First, we will look at the ethical issues and the risk the low-income surrogate mothers may have.  All of the information in this paragraph was found in the Journal of Medical Ethics.  Informed consent of the surrogate, which includes the communication of both medical and social risks and benefits to the surrogate.  The clarity of consent to a woman of poor or illiterate background may be challenged when faced with a susceptible neocolonial motivator of medical authority. Quality of surrogate care, the client will probably fund nutritional requirements and the surrogate will be expected for her physical health to be at the proper standards. However, her social and mental health may not be considered, and her domestic familial duties may be affected by her role as surrogate which could inflict stress.  Multiple embryo transfers and abortion, the surrogate is encouraged to accept multiple embryos to maximize successful implantation probability which would reduce the costs to the clients.  The autonomy of the surrogate and informed consent is again put into question at how clearly this was communicated.  The chance of a multiple pregnancy needs to be considered and could turn into a dangerous medical procedure.  The possibility for selective reduction abortion may be used due to the multiple embryo implantation. Coercion of the surrogate may be used to reduce costs.

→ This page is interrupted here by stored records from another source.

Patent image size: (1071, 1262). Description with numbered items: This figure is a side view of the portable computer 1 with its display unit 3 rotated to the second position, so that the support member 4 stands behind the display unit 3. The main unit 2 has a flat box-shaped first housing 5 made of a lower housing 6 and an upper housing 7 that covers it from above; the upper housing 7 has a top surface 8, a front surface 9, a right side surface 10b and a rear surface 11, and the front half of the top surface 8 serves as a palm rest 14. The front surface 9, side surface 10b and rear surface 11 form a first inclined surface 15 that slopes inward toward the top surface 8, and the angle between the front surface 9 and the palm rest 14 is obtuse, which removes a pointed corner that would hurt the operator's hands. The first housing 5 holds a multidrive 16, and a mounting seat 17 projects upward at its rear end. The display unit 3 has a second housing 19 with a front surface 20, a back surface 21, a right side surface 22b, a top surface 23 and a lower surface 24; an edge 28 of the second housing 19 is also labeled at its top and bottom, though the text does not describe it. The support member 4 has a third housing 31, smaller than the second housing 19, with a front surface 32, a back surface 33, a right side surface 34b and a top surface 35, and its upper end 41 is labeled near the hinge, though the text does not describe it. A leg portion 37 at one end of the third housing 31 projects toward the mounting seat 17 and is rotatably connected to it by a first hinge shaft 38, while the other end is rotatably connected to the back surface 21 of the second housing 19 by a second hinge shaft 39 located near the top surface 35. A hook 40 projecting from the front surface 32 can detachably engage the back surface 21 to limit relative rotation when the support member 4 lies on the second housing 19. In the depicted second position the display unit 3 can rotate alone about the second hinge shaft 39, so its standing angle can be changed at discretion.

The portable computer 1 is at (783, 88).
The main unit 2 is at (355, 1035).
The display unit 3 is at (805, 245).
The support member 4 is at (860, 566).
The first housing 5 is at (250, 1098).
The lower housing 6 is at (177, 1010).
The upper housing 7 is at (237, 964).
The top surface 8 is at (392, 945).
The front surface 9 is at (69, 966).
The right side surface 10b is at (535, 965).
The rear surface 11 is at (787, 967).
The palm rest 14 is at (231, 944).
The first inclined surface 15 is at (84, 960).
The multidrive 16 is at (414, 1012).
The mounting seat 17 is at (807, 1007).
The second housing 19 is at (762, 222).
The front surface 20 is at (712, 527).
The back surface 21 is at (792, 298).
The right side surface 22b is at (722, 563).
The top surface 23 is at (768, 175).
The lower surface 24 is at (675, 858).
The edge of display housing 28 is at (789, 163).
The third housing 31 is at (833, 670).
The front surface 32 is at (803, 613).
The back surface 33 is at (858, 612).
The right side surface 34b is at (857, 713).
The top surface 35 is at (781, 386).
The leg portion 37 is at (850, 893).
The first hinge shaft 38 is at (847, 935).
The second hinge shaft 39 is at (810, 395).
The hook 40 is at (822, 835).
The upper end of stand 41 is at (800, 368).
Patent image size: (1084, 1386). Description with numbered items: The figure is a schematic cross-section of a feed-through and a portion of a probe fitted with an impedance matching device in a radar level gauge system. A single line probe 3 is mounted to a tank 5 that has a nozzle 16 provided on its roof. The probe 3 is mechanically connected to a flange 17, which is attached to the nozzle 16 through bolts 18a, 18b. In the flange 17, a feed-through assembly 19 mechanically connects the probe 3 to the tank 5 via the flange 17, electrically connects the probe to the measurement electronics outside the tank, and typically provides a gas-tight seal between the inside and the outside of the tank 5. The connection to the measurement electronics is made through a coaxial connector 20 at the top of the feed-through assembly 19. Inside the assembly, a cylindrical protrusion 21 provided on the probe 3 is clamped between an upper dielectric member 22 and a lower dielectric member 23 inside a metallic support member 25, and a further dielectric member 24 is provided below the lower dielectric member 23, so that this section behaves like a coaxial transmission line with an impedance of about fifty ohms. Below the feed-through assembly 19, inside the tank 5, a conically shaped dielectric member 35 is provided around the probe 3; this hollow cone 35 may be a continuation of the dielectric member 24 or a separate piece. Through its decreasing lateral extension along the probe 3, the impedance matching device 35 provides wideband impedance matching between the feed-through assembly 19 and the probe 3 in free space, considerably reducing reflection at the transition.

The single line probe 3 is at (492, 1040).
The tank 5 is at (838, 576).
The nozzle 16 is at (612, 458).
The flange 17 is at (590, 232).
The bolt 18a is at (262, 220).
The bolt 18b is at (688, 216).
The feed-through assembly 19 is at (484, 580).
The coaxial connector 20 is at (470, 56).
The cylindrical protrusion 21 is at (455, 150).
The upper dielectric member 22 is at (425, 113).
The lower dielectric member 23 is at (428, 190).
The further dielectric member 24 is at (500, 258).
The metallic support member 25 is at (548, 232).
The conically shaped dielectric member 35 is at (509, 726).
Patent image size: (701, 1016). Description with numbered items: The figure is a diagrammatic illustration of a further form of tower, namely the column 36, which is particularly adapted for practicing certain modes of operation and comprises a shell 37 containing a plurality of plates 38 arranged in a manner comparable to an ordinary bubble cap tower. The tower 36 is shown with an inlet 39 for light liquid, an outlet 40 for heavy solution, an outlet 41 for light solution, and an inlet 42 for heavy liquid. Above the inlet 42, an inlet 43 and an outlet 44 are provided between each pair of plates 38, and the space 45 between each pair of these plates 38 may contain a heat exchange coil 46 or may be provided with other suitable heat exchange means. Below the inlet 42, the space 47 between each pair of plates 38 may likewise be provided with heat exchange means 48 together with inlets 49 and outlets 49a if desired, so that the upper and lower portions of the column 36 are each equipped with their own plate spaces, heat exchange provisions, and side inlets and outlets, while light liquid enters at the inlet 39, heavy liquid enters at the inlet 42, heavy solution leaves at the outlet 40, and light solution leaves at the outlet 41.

We will now look at the risks of the clients who travel internationally to acquire the service of cross-border surrogacy may face from the site NCBI.  Typically, these people have great sums of money and have faced biologically infertility, unable to become pregnant, or social infertility, same-sex couples. Disreputable clinics and brokers may promise high success rates, seamless legal procedures, and uncomplicated surrogacy negotiations just to take more of the clients’ money and consume more of their time.  A child may be created with needs that the client was not expecting, for example a baby being diagnosed with Down’s syndrome.  Overall, the greater risks to the clients are acquiring great financially debt on a journey that may not produce the outcomes they desire or are guaranteed.
Thank you for reading this post and I hope you are better informed on cross-boarder surrogacy.